The effect of the climate crisis on the provision of clean water around the world is prompting engineers and scientists to come up with some innovative solutions. Using new technologies and sustainable energy, inventors and entrepreneurs are finding ways to provide people in even the most remote regions with access to drinking water. The aim is not only to transport these new solutions into areas that have suffered disasters but also to implement solutions around the world that will help reduce the amount of water that needs to be abstracted from rivers and reservoirs. Many of the newest innovations can literally produce water out of thin air.
It may not seem like it, but there’s more water in the earth’s atmosphere than there is in all the world’s rivers combined. Only 2.5% of the earth’s water is freshwater, and of that, less than 0.5% is found in rivers - our main source of drinking water. With the atmosphere holding 3% of global freshwater, it makes sense to find a way of harvesting it, rather than over-extracting river water to the detriment of wildlife. However, it is only recently that technological advances have made it possible to collect the quantities of water needed for communities to thrive in even the least rainy countries.
Water from air technology is being developed in countries that already have water shortages. Given the amount of flooding the UK has suffered in the past few years, few or no UK engineers are involved in water from air research.
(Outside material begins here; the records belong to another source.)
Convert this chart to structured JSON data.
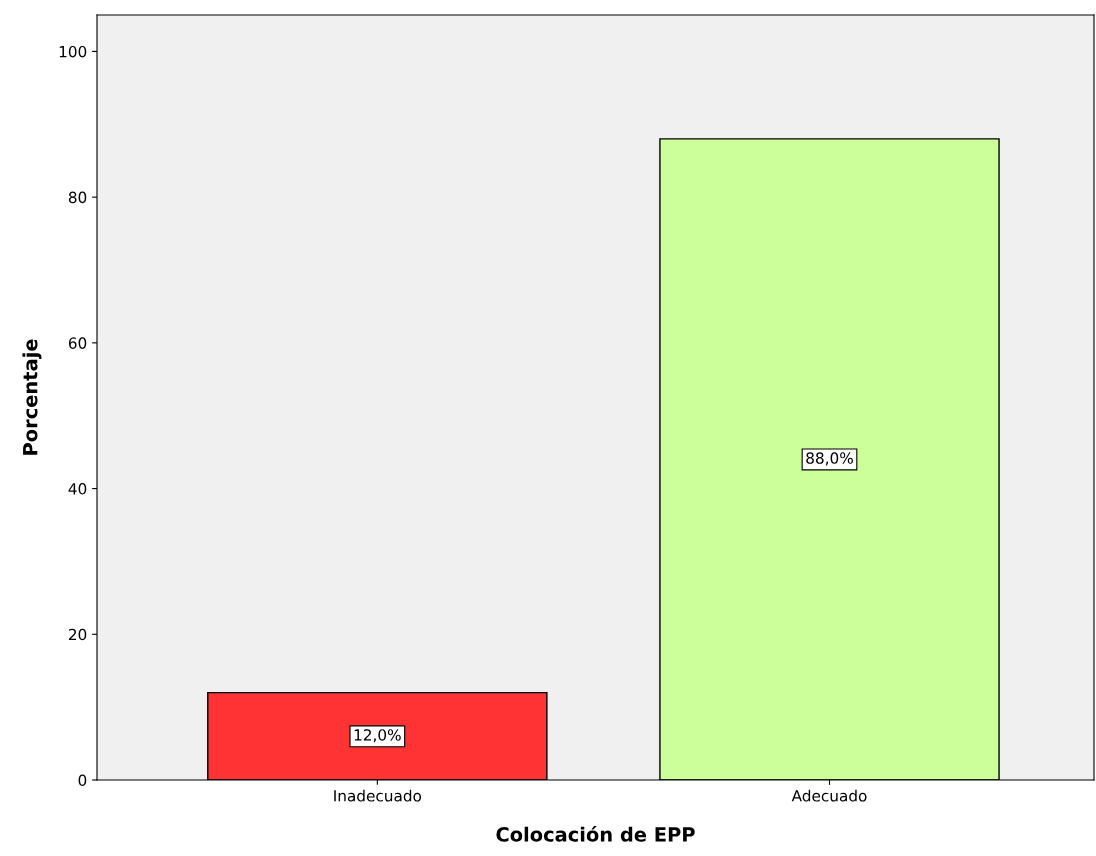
{
  "chart_data": {
    "type": "bar",
    "xlabel": "Colocación de EPP",
    "ylabel": "Porcentaje",
    "categories": [
      "Inadecuado",
      "Adecuado"
    ],
    "values": [
      12.0,
      88.0
    ],
    "colors": [
      "#ff3333",
      "#ccff99"
    ],
    "value_labels": [
      "12,0%",
      "88,0%"
    ],
    "ylim": [
      0,
      105
    ],
    "yticks": [
      0,
      20,
      40,
      60,
      80,
      100
    ],
    "grid": false
  }
}
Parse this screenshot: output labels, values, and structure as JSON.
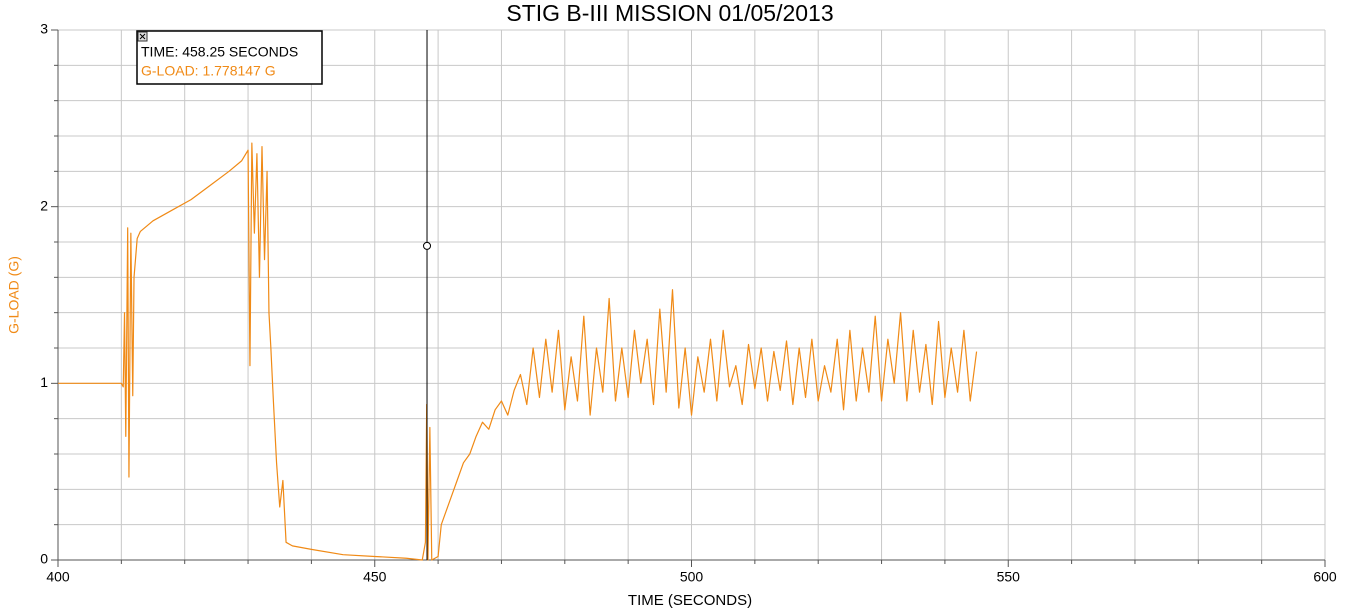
{
  "chart_data": {
    "type": "line",
    "title": "STIG B-III MISSION 01/05/2013",
    "x_label": "TIME (SECONDS)",
    "y_label": "G-LOAD (G)",
    "xlim": [
      400,
      600
    ],
    "xticks": [
      400,
      450,
      500,
      550,
      600
    ],
    "x_minor_ticks": [
      410,
      420,
      430,
      440,
      460,
      470,
      480,
      490,
      510,
      520,
      530,
      540,
      560,
      570,
      580,
      590
    ],
    "ylim": [
      0,
      3
    ],
    "yticks": [
      0,
      1,
      2,
      3
    ],
    "y_minor_ticks": [
      0.2,
      0.4,
      0.6,
      0.8,
      1.2,
      1.4,
      1.6,
      1.8,
      2.2,
      2.4,
      2.6,
      2.8
    ],
    "grid": true,
    "series": [
      {
        "name": "G-LOAD",
        "color": "#f08a16",
        "x": [
          400,
          405,
          410,
          410.3,
          410.5,
          410.7,
          411,
          411.2,
          411.5,
          411.8,
          412,
          412.5,
          413,
          415,
          418,
          421,
          424,
          427,
          429,
          430,
          430.3,
          430.6,
          431,
          431.4,
          431.8,
          432.2,
          432.6,
          433,
          433.3,
          433.6,
          434,
          434.5,
          435,
          435.5,
          436,
          437,
          440,
          445,
          450,
          455,
          457.5,
          458,
          458.2,
          458.4,
          458.7,
          459,
          460,
          460.5,
          461,
          462,
          463,
          464,
          465,
          466,
          467,
          468,
          469,
          470,
          471,
          472,
          473,
          474,
          475,
          476,
          477,
          478,
          479,
          480,
          481,
          482,
          483,
          484,
          485,
          486,
          487,
          488,
          489,
          490,
          491,
          492,
          493,
          494,
          495,
          496,
          497,
          498,
          499,
          500,
          501,
          502,
          503,
          504,
          505,
          506,
          507,
          508,
          509,
          510,
          511,
          512,
          513,
          514,
          515,
          516,
          517,
          518,
          519,
          520,
          521,
          522,
          523,
          524,
          525,
          526,
          527,
          528,
          529,
          530,
          531,
          532,
          533,
          534,
          535,
          536,
          537,
          538,
          539,
          540,
          541,
          542,
          543,
          544,
          545
        ],
        "values": [
          1.0,
          1.0,
          1.0,
          0.98,
          1.4,
          0.7,
          1.88,
          0.47,
          1.85,
          0.93,
          1.6,
          1.82,
          1.86,
          1.92,
          1.98,
          2.04,
          2.12,
          2.2,
          2.26,
          2.32,
          1.1,
          2.36,
          1.85,
          2.3,
          1.6,
          2.34,
          1.7,
          2.2,
          1.4,
          1.2,
          0.9,
          0.55,
          0.3,
          0.45,
          0.1,
          0.08,
          0.06,
          0.03,
          0.02,
          0.01,
          0.0,
          0.1,
          0.88,
          0.0,
          0.75,
          0.0,
          0.02,
          0.2,
          0.25,
          0.35,
          0.45,
          0.55,
          0.6,
          0.7,
          0.78,
          0.74,
          0.85,
          0.9,
          0.82,
          0.96,
          1.05,
          0.88,
          1.2,
          0.92,
          1.25,
          0.95,
          1.3,
          0.85,
          1.15,
          0.9,
          1.38,
          0.82,
          1.2,
          0.95,
          1.48,
          0.9,
          1.2,
          0.92,
          1.3,
          1.0,
          1.25,
          0.88,
          1.42,
          0.95,
          1.53,
          0.86,
          1.2,
          0.82,
          1.15,
          0.95,
          1.25,
          0.9,
          1.3,
          0.98,
          1.1,
          0.88,
          1.22,
          0.97,
          1.2,
          0.9,
          1.18,
          0.96,
          1.24,
          0.88,
          1.2,
          0.92,
          1.25,
          0.9,
          1.1,
          0.95,
          1.25,
          0.85,
          1.3,
          0.9,
          1.2,
          0.95,
          1.38,
          0.9,
          1.25,
          1.0,
          1.4,
          0.9,
          1.3,
          0.95,
          1.22,
          0.88,
          1.35,
          0.92,
          1.2,
          0.95,
          1.3,
          0.9,
          1.18
        ]
      }
    ],
    "cursor": {
      "x": 458.25,
      "y": 1.778147,
      "time_label": "TIME: 458.25 SECONDS",
      "value_label": "G-LOAD: 1.778147 G"
    }
  }
}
But there are already areas of the UK with water stress that will only get worse with climate change, so it could well become a solution to our future problems.
Here are some of the water from air technologies that are already helping tackle water scarcity.
The Cloud Fisher is a type of specially designed net located on high ground that collects water droplets from fog and clouds and channels the water downhill into storage tanks for use by the local community. The Cloud Fisher is different from similar technologies because it can withstand high winds, enabling it to continue collecting water even in adverse conditions.
Engineers in India have developed a way of harvesting water from the air using 100% renewable energy. Uravu Labs was one of the five finalists for the Water Abundance XPRIZE with their invention which they say is “the first-ever 100 percent renewable water technology that is scalable, affordable, and can be used in multiple applications”.
Refugee camps are already benefiting from the WEDEW mobile generator - Wood-to-Energy Deployable Emergency Water. The generator is entirely self-contained in a shipping container, and is heated using wood chips, nutshells and other plant materials. The heat releases water vapour into the air which is captured and condensed by the technology to create drinkable water. The generator is autonomous, which makes it suitable for rapid deployment. And because it is housed in a shipping container, it can be transported anywhere in the world.
In Denver, an area of the US where water is at a premium, solar technology is being used to produce clean drinking water off the grid in a sustainable way. It is being showcased at the Denver Botanic Gardens as a way of irrigating herbs and vegetables for use in the bistro. The same technology is also being used in Australia to create drinking water for patrons of an eco-friendly restaurant.